Le texte qui donne lieu à cette note compte six pâramitâs, ou vertus transcendantes ; or ce nombre de six est également celui du Lalita vistara. C’est donc cet ouvrage qui doit nous servir de guide dans l’analyse que j’en vais donner ici : j’indiquerai d’ailleurs, à la fin de cette note, une autre énumération comprenant un plus grand nombre de termes.
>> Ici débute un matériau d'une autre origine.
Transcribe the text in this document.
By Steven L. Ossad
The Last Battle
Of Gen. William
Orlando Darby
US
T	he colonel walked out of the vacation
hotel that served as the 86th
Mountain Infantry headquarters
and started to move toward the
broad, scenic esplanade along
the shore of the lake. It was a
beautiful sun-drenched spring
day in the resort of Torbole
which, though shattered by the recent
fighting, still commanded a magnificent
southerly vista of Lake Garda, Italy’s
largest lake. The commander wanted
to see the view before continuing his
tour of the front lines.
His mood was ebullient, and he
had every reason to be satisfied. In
La liste du Lalita vistara a de plus l’avantage d’être accompagnée de quelques explications qui jettent du jour sur la valeur et la destination de plusieurs de ces vertus[4].
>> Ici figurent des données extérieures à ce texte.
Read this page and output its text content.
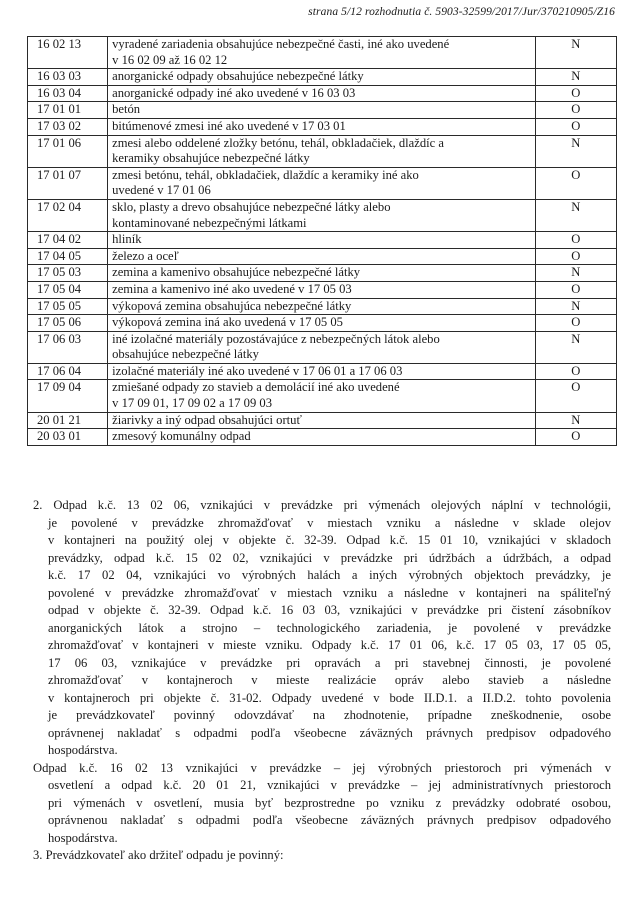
strana 5/12 rozhodnutia č. 5903-32599/2017/Jur/370210905/Z16
16 02 13	vyradené zariadenia obsahujúce nebezpečné časti, iné ako uvedené
v 16 02 09 až 16 02 12	N
16 03 03	anorganické odpady obsahujúce nebezpečné látky	N
16 03 04	anorganické odpady iné ako uvedené v 16 03 03	O
17 01 01	betón	O
17 03 02	bitúmenové zmesi iné ako uvedené v 17 03 01	O
17 01 06	zmesi alebo oddelené zložky betónu, tehál, obkladačiek, dlaždíc a
keramiky obsahujúce nebezpečné látky	N
17 01 07	zmesi betónu, tehál, obkladačiek, dlaždíc a keramiky iné ako
uvedené v 17 01 06	O
17 02 04	sklo, plasty a drevo obsahujúce nebezpečné látky alebo
kontaminované nebezpečnými látkami	N
17 04 02	hliník	O
17 04 05	železo a oceľ	O
17 05 03	zemina a kamenivo obsahujúce nebezpečné látky	N
17 05 04	zemina a kamenivo iné ako uvedené v 17 05 03	O
17 05 05	výkopová zemina obsahujúca nebezpečné látky	N
17 05 06	výkopová zemina iná ako uvedená v 17 05 05	O
17 06 03	iné izolačné materiály pozostávajúce z nebezpečných látok alebo
obsahujúce nebezpečné látky	N
17 06 04	izolačné materiály iné ako uvedené v 17 06 01 a 17 06 03	O
17 09 04	zmiešané odpady zo stavieb a demolácií iné ako uvedené
v 17 09 01, 17 09 02 a 17 09 03	O
20 01 21	žiarivky a iný odpad obsahujúci ortuť	N
20 03 01	zmesový komunálny odpad	O
2. Odpad k.č. 13 02 06, vznikajúci v prevádzke pri výmenách olejových náplní v technológii,
je povolené v prevádzke zhromažďovať v miestach vzniku a následne v sklade olejov
v kontajneri na použitý olej v objekte č. 32-39. Odpad k.č. 15 01 10, vznikajúci v skladoch
prevádzky, odpad k.č. 15 02 02, vznikajúci v prevádzke pri údržbách a údržbách, a odpad
k.č. 17 02 04, vznikajúci vo výrobných halách a iných výrobných objektoch prevádzky, je
povolené v prevádzke zhromažďovať v miestach vzniku a následne v kontajneri na spáliteľný
odpad v objekte č. 32-39. Odpad k.č. 16 03 03, vznikajúci v prevádzke pri čistení zásobníkov
anorganických látok a strojno – technologického zariadenia, je povolené v prevádzke
zhromažďovať v kontajneri v mieste vzniku. Odpady k.č. 17 01 06, k.č. 17 05 03, 17 05 05,
17 06 03, vznikajúce v prevádzke pri opravách a pri stavebnej činnosti, je povolené
zhromažďovať v kontajneroch v mieste realizácie opráv alebo stavieb a následne
v kontajneroch pri objekte č. 31-02. Odpady uvedené v bode II.D.1. a II.D.2. tohto povolenia
je prevádzkovateľ povinný odovzdávať na zhodnotenie, prípadne zneškodnenie, osobe
oprávnenej nakladať s odpadmi podľa všeobecne záväzných právnych predpisov odpadového
hospodárstva.
Odpad k.č. 16 02 13 vznikajúci v prevádzke – jej výrobných priestoroch pri výmenách v
osvetlení a odpad k.č. 20 01 21, vznikajúci v prevádzke – jej administratívnych priestoroch
pri výmenách v osvetlení, musia byť bezprostredne po vzniku z prevádzky odobraté osobou,
oprávnenou nakladať s odpadmi podľa všeobecne záväzných právnych predpisov odpadového
hospodárstva.
3. Prevádzkovateľ ako držiteľ odpadu je povinný:
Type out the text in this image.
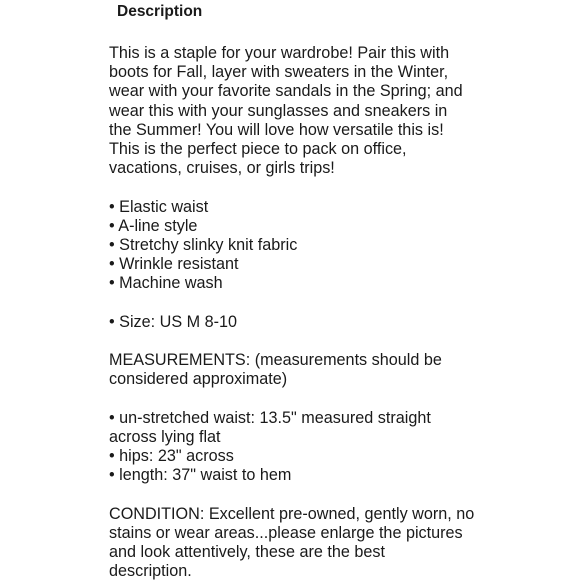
Description

This is a staple for your wardrobe! Pair this with
boots for Fall, layer with sweaters in the Winter,
wear with your favorite sandals in the Spring; and
wear this with your sunglasses and sneakers in
the Summer! You will love how versatile this is!
This is the perfect piece to pack on office,
vacations, cruises, or girls trips!

• Elastic waist
• A-line style
• Stretchy slinky knit fabric
• Wrinkle resistant
• Machine wash

• Size: US M 8-10

MEASUREMENTS: (measurements should be
considered approximate)

• un-stretched waist: 13.5" measured straight
across lying flat
• hips: 23" across
• length: 37" waist to hem

CONDITION: Excellent pre-owned, gently worn, no
stains or wear areas...please enlarge the pictures
and look attentively, these are the best
description.
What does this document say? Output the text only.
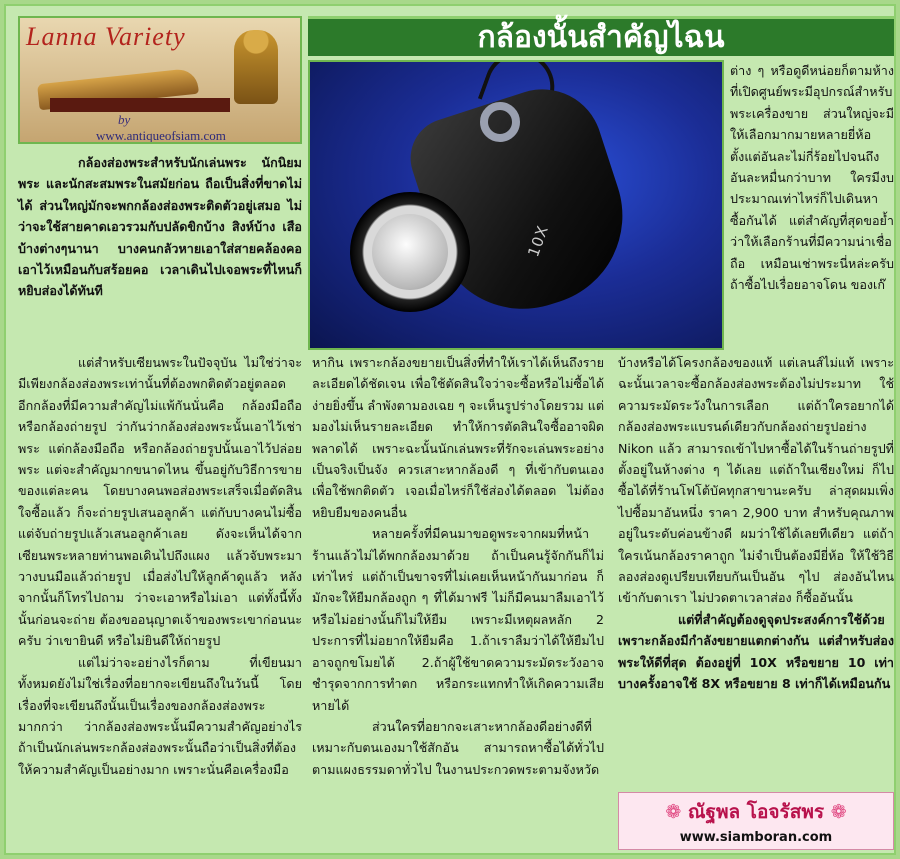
Lanna Variety
by
www.antiqueofsiam.com
กล้องนั้นสำคัญไฉน
10X

กล้องส่องพระสำหรับนักเล่นพระ นักนิยมพระ และนักสะสมพระในสมัยก่อน ถือเป็นสิ่งที่ขาดไม่ได้ ส่วนใหญ่มักจะพกกล้องส่องพระติดตัวอยู่เสมอ ไม่ว่าจะใช้สายคาดเอวรวมกับปลัดขิกบ้าง สิงห์บ้าง เสือบ้างต่างๆนานา บางคนกลัวหายเอาใส่สายคล้องคอเอาไว้เหมือนกับสร้อยคอ เวลาเดินไปเจอพระที่ไหนก็หยิบส่องได้ทันที

แต่สำหรับเซียนพระในปัจจุบัน ไม่ใช่ว่าจะมีเพียงกล้องส่องพระเท่านั้นที่ต้องพกติดตัวอยู่ตลอด อีกกล้องที่มีความสำคัญไม่แพ้กันนั่นคือ กล้องมือถือหรือกล้องถ่ายรูป ว่ากันว่ากล้องส่องพระนั้นเอาไว้เช่าพระ แต่กล้องมือถือ หรือกล้องถ่ายรูปนั้นเอาไว้ปล่อยพระ แต่จะสำคัญมากขนาดไหน ขึ้นอยู่กับวิธีการขายของแต่ละคน โดยบางคนพอส่องพระเสร็จเมื่อตัดสินใจซื้อแล้ว ก็จะถ่ายรูปเสนอลูกค้า แต่กับบางคนไม่ซื้อ แต่จับถ่ายรูปแล้วเสนอลูกค้าเลย ดังจะเห็นได้จากเซียนพระหลายท่านพอเดินไปถึงแผง แล้วจับพระมาวางบนมือแล้วถ่ายรูป เมื่อส่งไปให้ลูกค้าดูแล้ว หลังจากนั้นก็โทรไปถาม ว่าจะเอาหรือไม่เอา แต่ทั้งนี้ทั้งนั้นก่อนจะถ่าย ต้องขออนุญาตเจ้าของพระเขาก่อนนะครับ ว่าเขายินดี หรือไม่ยินดีให้ถ่ายรูป

แต่ไม่ว่าจะอย่างไรก็ตาม ที่เขียนมาทั้งหมดยังไม่ใช่เรื่องที่อยากจะเขียนถึงในวันนี้ โดยเรื่องที่จะเขียนถึงนั้นเป็นเรื่องของกล้องส่องพระมากกว่า ว่ากล้องส่องพระนั้นมีความสำคัญอย่างไร ถ้าเป็นนักเล่นพระกล้องส่องพระนั้นถือว่าเป็นสิ่งที่ต้องให้ความสำคัญเป็นอย่างมาก เพราะนั่นคือเครื่องมือ

หากิน เพราะกล้องขยายเป็นสิ่งที่ทำให้เราได้เห็นถึงรายละเอียดได้ชัดเจน เพื่อใช้ตัดสินใจว่าจะซื้อหรือไม่ซื้อได้ง่ายยิ่งขึ้น ลำพังตามองเฉย ๆ จะเห็นรูปร่างโดยรวม แต่มองไม่เห็นรายละเอียด ทำให้การตัดสินใจซื้ออาจผิดพลาดได้ เพราะฉะนั้นนักเล่นพระที่รักจะเล่นพระอย่างเป็นจริงเป็นจัง ควรเสาะหากล้องดี ๆ ที่เข้ากับตนเอง เพื่อใช้พกติดตัว เจอเมื่อไหร่ก็ใช้ส่องได้ตลอด ไม่ต้องหยิบยืมของคนอื่น

หลายครั้งที่มีคนมาขอดูพระจากผมที่หน้าร้านแล้วไม่ได้พกกล้องมาด้วย ถ้าเป็นคนรู้จักกันก็ไม่เท่าไหร่ แต่ถ้าเป็นขาจรที่ไม่เคยเห็นหน้ากันมาก่อน ก็มักจะให้ยืมกล้องถูก ๆ ที่ได้มาฟรี ไม่ก็มีคนมาลืมเอาไว้ หรือไม่อย่างนั้นก็ไม่ให้ยืม เพราะมีเหตุผลหลัก 2 ประการที่ไม่อยากให้ยืมคือ 1.ถ้าเราลืมว่าได้ให้ยืมไปอาจถูกขโมยได้ 2.ถ้าผู้ใช้ขาดความระมัดระวังอาจชำรุดจากการทำตก หรือกระแทกทำให้เกิดความเสียหายได้

ส่วนใครที่อยากจะเสาะหากล้องดีอย่างดีที่เหมาะกับตนเองมาใช้สักอัน สามารถหาซื้อได้ทั่วไปตามแผงธรรมดาทั่วไป ในงานประกวดพระตามจังหวัด

ต่าง ๆ หรือดูดีหน่อยก็ตามห้างที่เปิดศูนย์พระมีอุปกรณ์สำหรับพระเครื่องขาย ส่วนใหญ่จะมีให้เลือกมากมายหลายยี่ห้อตั้งแต่อันละไม่กี่ร้อยไปจนถึงอันละหมื่นกว่าบาท ใครมีงบประมาณเท่าไหร่ก็ไปเดินหาซื้อกันได้ แต่สำคัญที่สุดขอย้ำว่าให้เลือกร้านที่มีความน่าเชื่อถือ เหมือนเช่าพระนี่หล่ะครับ ถ้าซื้อไปเรื่อยอาจโดน ของเก๊

บ้างหรือได้โครงกล้องของแท้ แต่เลนส์ไม่แท้ เพราะฉะนั้นเวลาจะซื้อกล้องส่องพระต้องไม่ประมาท ใช้ความระมัดระวังในการเลือก แต่ถ้าใครอยากได้กล้องส่องพระแบรนด์เดียวกับกล้องถ่ายรูปอย่าง Nikon แล้ว สามารถเข้าไปหาซื้อได้ในร้านถ่ายรูปที่ตั้งอยู่ในห้างต่าง ๆ ได้เลย แต่ถ้าในเชียงใหม่ ก็ไปซื้อได้ที่ร้านโฟโต้บัคทุกสาขานะครับ ล่าสุดผมเพิ่งไปซื้อมาอันหนึ่ง ราคา 2,900 บาท สำหรับคุณภาพอยู่ในระดับค่อนข้างดี ผมว่าใช้ได้เลยทีเดียว แต่ถ้าใครเน้นกล้องราคาถูก ไม่จำเป็นต้องมียี่ห้อ ให้ใช้วิธีลองส่องดูเปรียบเทียบกันเป็นอัน ๆไป ส่องอันไหนเข้ากับตาเรา ไม่ปวดตาเวลาส่อง ก็ซื้ออันนั้น

แต่ที่สำคัญต้องดูจุดประสงค์การใช้ด้วย เพราะกล้องมีกำลังขยายแตกต่างกัน แต่สำหรับส่องพระให้ดีที่สุด ต้องอยู่ที่ 10X หรือขยาย 10 เท่า บางครั้งอาจใช้ 8X หรือขยาย 8 เท่าก็ได้เหมือนกัน

❁ ณัฐพล โอจรัสพร ❁
www.siamboran.com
La première perfection ou vertu transcendante est la dâna pâramitâ, ou « la perfection de l’aumône ; » cette vertu ne serait pas parfaitement comprise dans le sens buddhique, si l’on n’y voyait qu’une libéralité humaine, si grande qu’on la suppose ; il faut se figurer quelque chose de plus encore, et se rappeler les légendes où l’être qui doit un jour devenir un Buddha, donne, tout ce qu’il possède, et distribue, sous forme d’aumône, les parties de son corps et jusqu’à son corps même. Nous n’avons, pour en donner un exemple, qu’à renvoyer le lecteur au passage du Lalita vistara où, voulant exciter Çâkyamunî à quitter le monde pour se faire Religieux, les Dieux lui rappellent les innombrables aumônes qu’il a répandues dans ses existences antérieures[5]. Cette observation seule rend intelligible le texte du Lalita vistara où est marquée la destination de la perfection de l’aumône ; voici ce passage : Lakchaṇânuvyañdjana Buddha kchêtra pariçuddhyâi matsari sattva paripâtchanatâyâi sam̃vartatê. « Elle conduit à la maturité parfaite d’un être égoïste, à perfectionner [pour lui] les signes de beauté, les caractères secondaires et la terre d’un Buddha. » Cela doit s’entendre au sens propre du Buddhisme, et il faut y voir le premier degré, pour ainsi dire, de la formation d’un Buddha. Selon les vues de toutes les écoles, un Buddha, quoique essentiellement

  1. Rgya tch’er rol pa, t.  II, p. 45, et la note 1.
  2. Foe koue ki, p. 6.
  3. Mahâwanso, t.  I, p. 2.
  4. Lalita vistara, f. 23 a de mon manuscrit A ; f. 20 a du manuscrit de la Soc. Asiat. et Rgya tch’er rol pa, t.  II, p. 45.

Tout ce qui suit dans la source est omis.